Good Manners
When in community, be it an ensemble, classroom, rehearsal studio, or residency, good manners can be easily forgotten, due to time limitations, ruptures in communication, and outside interference. It is a value that, if we can uphold, makes our arts practice deeply rewarding. If we ever slip, we know it is our responsibility to address the issue. My colleagues and Mentors Sally St. George and Dan Wulff from Taos Institute see it like this:
…using manners reaffirms our basic human connectedness and interdependence3 despite the hierarchies that compose so much of our professional and personal lives…manners are a crucial part of the behavioural repertoire for the collaborative lifestyle (St. George & Wulff, 2007, p. 407).

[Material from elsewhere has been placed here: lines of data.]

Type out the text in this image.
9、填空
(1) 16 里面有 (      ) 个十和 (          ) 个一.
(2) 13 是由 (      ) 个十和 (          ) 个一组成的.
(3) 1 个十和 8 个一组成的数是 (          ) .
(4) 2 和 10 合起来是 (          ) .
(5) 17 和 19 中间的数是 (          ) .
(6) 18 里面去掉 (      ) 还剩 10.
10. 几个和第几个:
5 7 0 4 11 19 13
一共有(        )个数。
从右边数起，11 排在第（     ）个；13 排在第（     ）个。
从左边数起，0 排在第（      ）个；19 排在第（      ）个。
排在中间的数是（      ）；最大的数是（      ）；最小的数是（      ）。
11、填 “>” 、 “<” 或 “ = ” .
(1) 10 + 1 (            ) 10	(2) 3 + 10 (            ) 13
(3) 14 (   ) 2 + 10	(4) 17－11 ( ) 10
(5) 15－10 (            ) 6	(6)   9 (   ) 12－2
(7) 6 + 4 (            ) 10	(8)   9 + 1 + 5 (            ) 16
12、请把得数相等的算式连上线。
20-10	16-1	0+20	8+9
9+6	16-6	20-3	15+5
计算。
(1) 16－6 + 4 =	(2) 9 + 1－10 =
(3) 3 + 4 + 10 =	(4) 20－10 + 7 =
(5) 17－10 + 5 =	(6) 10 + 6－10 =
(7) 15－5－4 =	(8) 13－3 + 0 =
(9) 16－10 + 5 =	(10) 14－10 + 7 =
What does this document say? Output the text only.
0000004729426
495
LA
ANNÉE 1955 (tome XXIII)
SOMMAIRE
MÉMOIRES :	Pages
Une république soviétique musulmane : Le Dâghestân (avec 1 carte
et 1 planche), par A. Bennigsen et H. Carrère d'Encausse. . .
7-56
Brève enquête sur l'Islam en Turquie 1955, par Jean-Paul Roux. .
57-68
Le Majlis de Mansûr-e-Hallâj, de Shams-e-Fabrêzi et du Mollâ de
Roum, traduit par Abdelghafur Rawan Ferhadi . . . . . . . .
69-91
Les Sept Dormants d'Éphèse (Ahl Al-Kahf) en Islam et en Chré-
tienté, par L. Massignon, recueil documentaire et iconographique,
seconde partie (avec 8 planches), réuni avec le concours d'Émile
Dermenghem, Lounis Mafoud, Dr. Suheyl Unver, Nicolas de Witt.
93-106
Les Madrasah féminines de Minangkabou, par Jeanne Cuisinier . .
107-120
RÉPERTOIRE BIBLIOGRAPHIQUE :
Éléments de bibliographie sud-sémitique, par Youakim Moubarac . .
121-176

Good manners include engaging with reflexive listening: we respectfully listen, we hear and then we speak in order to understand, rather than just waiting for hte otehr person to finish.
We begin with curiosity.
Harlene Anderson, another Taos Institute colleague and Mentor, talks about reflexive language as a way of being genuinely curious about the other and asking questions to ensure that you heard what the other personals needed you to hear (Anderson, 2003). We focus on what is working rather than what is not working. In therapeutic research, there appears to be little solid evidence to support the modernist contention that we need to examine the dysfunction or what is wrong to solve the presenting problem (Bertolino & O’Hanlon, 2002). I have built on this when working in group and one on one sessions, focusing and building on the strengths of the participants, rather than focusing on perceived weaknesses. It does not always work, because it takes both parties to agree that a collaborative conversation is needed. However, it is what we strive for within group pracitce.
May today be full of miracles for you.